Sunday, November 6, 2016

Kibbud Av Or Safek Mitzva?

לע"נ הרב משה בן הרב מנחם 
לע"נ רבקה רחל בת ר' מרדכי 
לע"נ ר' אליהו שמואל בן ר' יוסף זאב 
לע"נ עטל בת ר' שלמה אריה הלוי 

Rashi says at the beginning of Parshas Lech Lecha that when Avraham goes to Eretz Yisrael he will merit children. The Ksav Sofer explains that despite the fact that he left his father and nullified the mitzva of kibbud av, nevertheless, in order to fulfill the mitzva of having children it was permitted. When people see that Avraham left and had children, that would prevent a Chillul Hashem that might have been created by his leaving his father. 

We see that in order to fulfill a mitzva one may leave one's parent at the expense of the mitzva of kibbud av [see Yevamos 6]. 

What would be the halacha if one wants to do a mitzva at the expense of kibbud av but is on doubt as to whether he will be successful in fulfilling the mitzva? Also, what is the halacha about a safek mitzva such as taking arba minim [the 4 heretics? Shake 'em like a lulav till they start believing!:-)] during Bein Hashmashos which may or may not be a mitzva [depending on whether night has fallen]?

On one hand we can say that ספק דאורייתא לחומרא and one has to make sure that he tries to fulfill the mitzva no matter what. Or we can say that when is one allowed to nullify the mitzva of kibbud av  - when one will DEFINITELY fulfill the mitzva of kibbud av but where one is in doubt, the preferred path is שב ואל תעשה - be passive [in fulfilling the ספק מצוה] and just fulfill the mitzva of kibbud av.

Maybe we can resolve this questions based on the Shu"t Michtam Li-dovid [Yo"d 32] of Rav Dovid Pardo. He discusses the case of a girl who took an oath that she would marry a certain boy but her father was opposed. Do we say that her oath is not effective because it was a שבועה לבטל את המצוה - her oath flies in the face of mitzvas kibbud av and is thus not effective [so says the Maharshach 1/135]. Or do we say that she is not allowed to transgress the sin of violating her שבועה and must marry the boy despite her father's objections [so says the Maharshdam Yo"d 95]. 

The Michtam Li-dovid rules that the שבועה is חל מספק. On the other hand the girl also has a ספק כיבוד אב and thus may NOT marry the boy because the שבועה may NOT have been effective [because of her mitzva of kibbud av] and she should fulfill the mitzva of kibbud av. 

We see even though one must fulfill a שבועה out of doubt because of the rule ספיקא דאורייתא לחומרא, nevertheless this obligation is not strong enough to override the ספק מצוה of kibbud av.

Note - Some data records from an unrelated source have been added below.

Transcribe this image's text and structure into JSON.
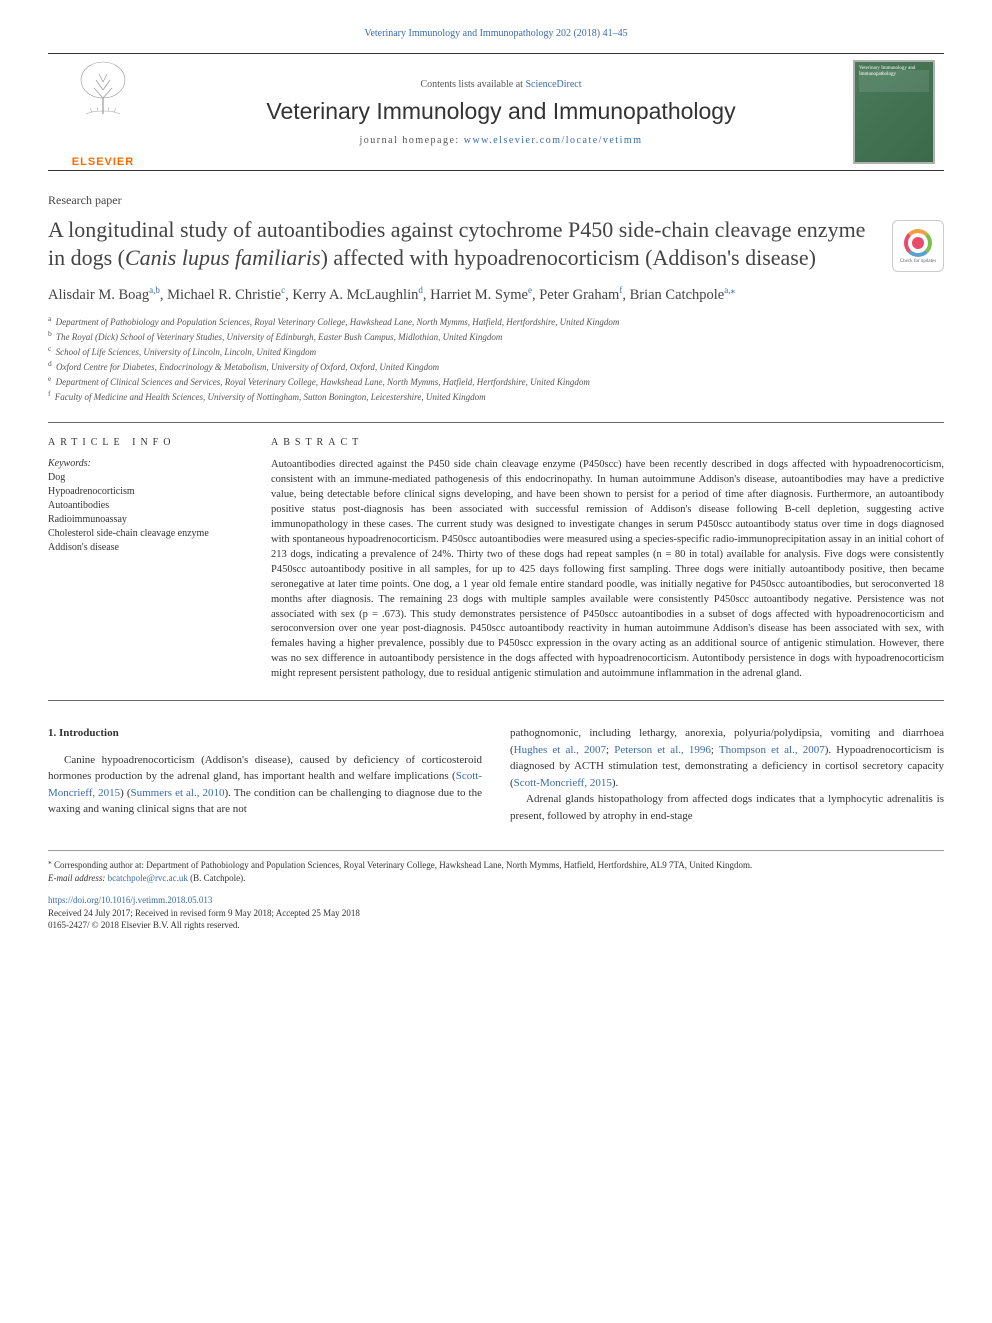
{
  "running_header": {
    "text_prefix": "",
    "link": "Veterinary Immunology and Immunopathology 202 (2018) 41–45"
  },
  "banner": {
    "contents_prefix": "Contents lists available at ",
    "contents_link": "ScienceDirect",
    "journal_title": "Veterinary Immunology and Immunopathology",
    "homepage_prefix": "journal homepage: ",
    "homepage_link": "www.elsevier.com/locate/vetimm",
    "elsevier_label": "ELSEVIER",
    "cover_text": "Veterinary Immunology and Immunopathology"
  },
  "article": {
    "type": "Research paper",
    "title_part1": "A longitudinal study of autoantibodies against cytochrome P450 side-chain cleavage enzyme in dogs (",
    "title_italic": "Canis lupus familiaris",
    "title_part2": ") affected with hypoadrenocorticism (Addison's disease)",
    "check_updates_label": "Check for updates"
  },
  "authors": [
    {
      "name": "Alisdair M. Boag",
      "aff": "a,b"
    },
    {
      "name": "Michael R. Christie",
      "aff": "c"
    },
    {
      "name": "Kerry A. McLaughlin",
      "aff": "d"
    },
    {
      "name": "Harriet M. Syme",
      "aff": "e"
    },
    {
      "name": "Peter Graham",
      "aff": "f"
    },
    {
      "name": "Brian Catchpole",
      "aff": "a,",
      "star": "⁎"
    }
  ],
  "affiliations": [
    {
      "key": "a",
      "text": "Department of Pathobiology and Population Sciences, Royal Veterinary College, Hawkshead Lane, North Mymms, Hatfield, Hertfordshire, United Kingdom"
    },
    {
      "key": "b",
      "text": "The Royal (Dick) School of Veterinary Studies, University of Edinburgh, Easter Bush Campus, Midlothian, United Kingdom"
    },
    {
      "key": "c",
      "text": "School of Life Sciences, University of Lincoln, Lincoln, United Kingdom"
    },
    {
      "key": "d",
      "text": "Oxford Centre for Diabetes, Endocrinology & Metabolism, University of Oxford, Oxford, United Kingdom"
    },
    {
      "key": "e",
      "text": "Department of Clinical Sciences and Services, Royal Veterinary College, Hawkshead Lane, North Mymms, Hatfield, Hertfordshire, United Kingdom"
    },
    {
      "key": "f",
      "text": "Faculty of Medicine and Health Sciences, University of Nottingham, Sutton Bonington, Leicestershire, United Kingdom"
    }
  ],
  "labels": {
    "article_info": "ARTICLE INFO",
    "abstract": "ABSTRACT",
    "keywords_heading": "Keywords:"
  },
  "keywords": [
    "Dog",
    "Hypoadrenocorticism",
    "Autoantibodies",
    "Radioimmunoassay",
    "Cholesterol side-chain cleavage enzyme",
    "Addison's disease"
  ],
  "abstract": "Autoantibodies directed against the P450 side chain cleavage enzyme (P450scc) have been recently described in dogs affected with hypoadrenocorticism, consistent with an immune-mediated pathogenesis of this endocrinopathy. In human autoimmune Addison's disease, autoantibodies may have a predictive value, being detectable before clinical signs developing, and have been shown to persist for a period of time after diagnosis. Furthermore, an autoantibody positive status post-diagnosis has been associated with successful remission of Addison's disease following B-cell depletion, suggesting active immunopathology in these cases. The current study was designed to investigate changes in serum P450scc autoantibody status over time in dogs diagnosed with spontaneous hypoadrenocorticism. P450scc autoantibodies were measured using a species-specific radio-immunoprecipitation assay in an initial cohort of 213 dogs, indicating a prevalence of 24%. Thirty two of these dogs had repeat samples (n = 80 in total) available for analysis. Five dogs were consistently P450scc autoantibody positive in all samples, for up to 425 days following first sampling. Three dogs were initially autoantibody positive, then became seronegative at later time points. One dog, a 1 year old female entire standard poodle, was initially negative for P450scc autoantibodies, but seroconverted 18 months after diagnosis. The remaining 23 dogs with multiple samples available were consistently P450scc autoantibody negative. Persistence was not associated with sex (p = .673). This study demonstrates persistence of P450scc autoantibodies in a subset of dogs affected with hypoadrenocorticism and seroconversion over one year post-diagnosis. P450scc autoantibody reactivity in human autoimmune Addison's disease has been associated with sex, with females having a higher prevalence, possibly due to P450scc expression in the ovary acting as an additional source of antigenic stimulation. However, there was no sex difference in autoantibody persistence in the dogs affected with hypoadrenocorticism. Autontibody persistence in dogs with hypoadrenocorticism might represent persistent pathology, due to residual antigenic stimulation and autoimmune inflammation in the adrenal gland.",
  "body": {
    "intro_heading": "1. Introduction",
    "left_p1_a": "Canine hypoadrenocorticism (Addison's disease), caused by deficiency of corticosteroid hormones production by the adrenal gland, has important health and welfare implications (",
    "left_ref1": "Scott-Moncrieff, 2015",
    "left_p1_b": ") (",
    "left_ref2": "Summers et al., 2010",
    "left_p1_c": "). The condition can be challenging to diagnose due to the waxing and waning clinical signs that are not",
    "right_p1_a": "pathognomonic, including lethargy, anorexia, polyuria/polydipsia, vomiting and diarrhoea (",
    "right_ref1": "Hughes et al., 2007",
    "right_p1_b": "; ",
    "right_ref2": "Peterson et al., 1996",
    "right_p1_c": "; ",
    "right_ref3": "Thompson et al., 2007",
    "right_p1_d": "). Hypoadrenocorticism is diagnosed by ACTH stimulation test, demonstrating a deficiency in cortisol secretory capacity (",
    "right_ref4": "Scott-Moncrieff, 2015",
    "right_p1_e": ").",
    "right_p2": "Adrenal glands histopathology from affected dogs indicates that a lymphocytic adrenalitis is present, followed by atrophy in end-stage"
  },
  "footnotes": {
    "corr_marker": "⁎",
    "corr_text": "Corresponding author at: Department of Pathobiology and Population Sciences, Royal Veterinary College, Hawkshead Lane, North Mymms, Hatfield, Hertfordshire, AL9 7TA, United Kingdom.",
    "email_label": "E-mail address: ",
    "email": "bcatchpole@rvc.ac.uk",
    "email_suffix": " (B. Catchpole)."
  },
  "doi_block": {
    "doi": "https://doi.org/10.1016/j.vetimm.2018.05.013",
    "history": "Received 24 July 2017; Received in revised form 9 May 2018; Accepted 25 May 2018",
    "copyright": "0165-2427/ © 2018 Elsevier B.V. All rights reserved."
  },
  "colors": {
    "link": "#3a6ca8",
    "text": "#333333",
    "elsevier_orange": "#ff6a00"
  }
}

Let us return to our question and derive that similarly one may not nullify the mitzva of kibbud av in order to try fulfilling a mitzva at which one may not be successful or a ספק מצוה. Despite the fact that generally one must fulfill mitzvos [di-oraisa] when in doubt, this obligation is not strong enough to override the mitzva of kibbud av.

However one can argue and say that in order to fulfill the mitzva of kibbud av one need not nullify a doubtful fulfillment of the mitzva of having children. This is not because of the MITZVA of having children but for another reason. The mitzva of kibbud av only applies משל אב - if the father pays the price. But if the child will have to pay for it - משל בן - he is not obligated. Not having children would be considered משל בן because people have a basic existential and practical need for child [the gemara says that a child is like a "cane" in old age]. So even a woman who is not obligated in Pru U'rivu would nevertheless be allowed to have children at the expense of her obligation to honor her parents.